Great funny blog. Nothing like the library I go to with my grandson - sagging sofa and board books in boxes in the children's section, very homely.

TheMadHouse said...

We have a tiny village library and I adore it, but do miss the bigger one in the town I grew up in. But they are turning that in to a new fangled, smalled, more self service place - NO I say, NO

Edward said...

"Tena Lady Seniors formed an orderly line, edging in silent panic from sensibly clad foot to sensibly clad foot, pretending to ignore the stifled cries within as Shayne, Wayne and Dwayne peed somewhere near the lavatory."

Worth the price of admission for this nugget alone.
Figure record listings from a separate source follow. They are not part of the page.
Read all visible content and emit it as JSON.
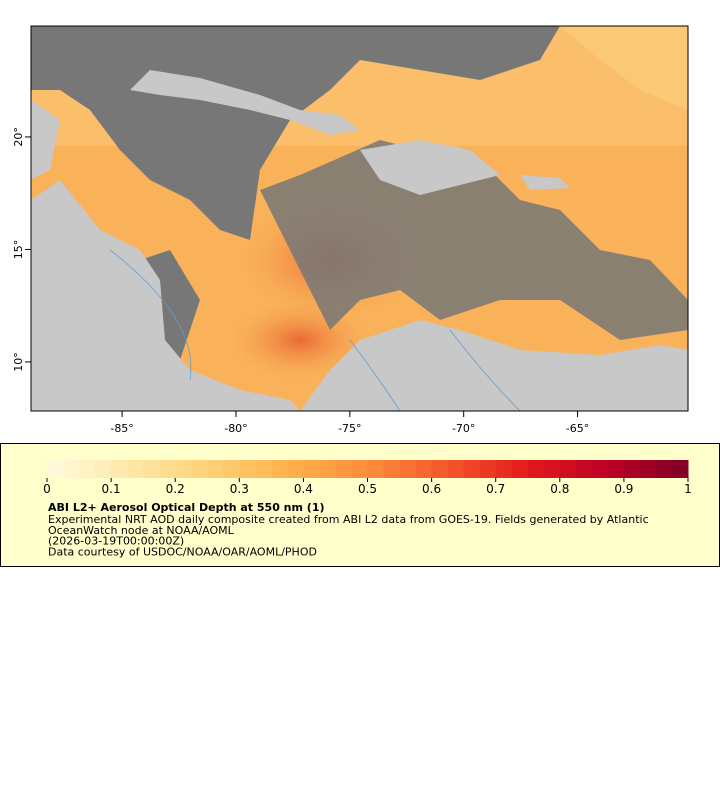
{
  "map": {
    "xlim": [
      -89,
      -60.15
    ],
    "ylim": [
      7.82,
      24.93
    ],
    "xticks": [
      {
        "value": -85,
        "label": "-85°"
      },
      {
        "value": -80,
        "label": "-80°"
      },
      {
        "value": -75,
        "label": "-75°"
      },
      {
        "value": -70,
        "label": "-70°"
      },
      {
        "value": -65,
        "label": "-65°"
      }
    ],
    "yticks": [
      {
        "value": 10,
        "label": "10°"
      },
      {
        "value": 15,
        "label": "15°"
      },
      {
        "value": 20,
        "label": "20°"
      }
    ]
  },
  "legend": {
    "title": "ABI L2+ Aerosol Optical Depth at 550 nm (1)",
    "lines": [
      "Experimental NRT AOD daily composite created from ABI L2 data from GOES-19. Fields generated by Atlantic",
      "OceanWatch node at NOAA/AOML",
      "(2026-03-19T00:00:00Z)",
      "Data courtesy of USDOC/NOAA/OAR/AOML/PHOD"
    ],
    "colorbar": {
      "range": [
        0,
        1
      ],
      "ticks": [
        0,
        0.1,
        0.2,
        0.3,
        0.4,
        0.5,
        0.6,
        0.7,
        0.8,
        0.9,
        1
      ],
      "steps": 40,
      "colors": [
        "#fffbe0",
        "#fee8a8",
        "#fed27a",
        "#feb24c",
        "#fd8d3c",
        "#f4572a",
        "#e31a1c",
        "#bd0026",
        "#800026"
      ]
    }
  }
}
Wonderful blog. Why you aren't writing for a major media outlet simply baffles.

Belle_Lulu said...

Lovely Milla - great post. When asked at school for my future careers plans, I always and without hesitation replied "Librarian.....and actress" hereby sealing my fate as a woman destined to be perpetually dissatisfied!

I do take the children - less frequently than I should because they clamour for it as a treat! I may be breeding another entire generation of bookwormy, datestamping, library luddites - and I'm proud of it!


Karen said...

I agree, your posts should be seen in a glossy magazine - or even a not very glossy one - read by thousands.

The library where I work is somewhere between old-fashioned and new-fangled. We buy new books in on a regular basis and there are lots of computers upstairs, but we don't have music and everything's filed alphabetically. I miss the date stamps though - so do the customers.

CAMILLA said...

Great blog Milla, our Library's must not close.! it would be outrageous to do so. We have a fab Library here, know all the gals by first names, always friendly too. Must say I miss the rubber stamping of dates on books, that little brown ticket inserted inside too.

Went in last week and heard a child crying his eyes out, turned out he had to return a book he had borrowed and also his time was up on the computer, poor lad.


Annakarenin said...

This was so funny and picked up on many of the modern attributes that my librarian friend bemoaned before the cuts. The mobile service is on its way out and many of the so called cost cuttings randomly made so probably wont amount to much.
If you see a local library clip on T.V look out for her bum, know famous apparently,lol!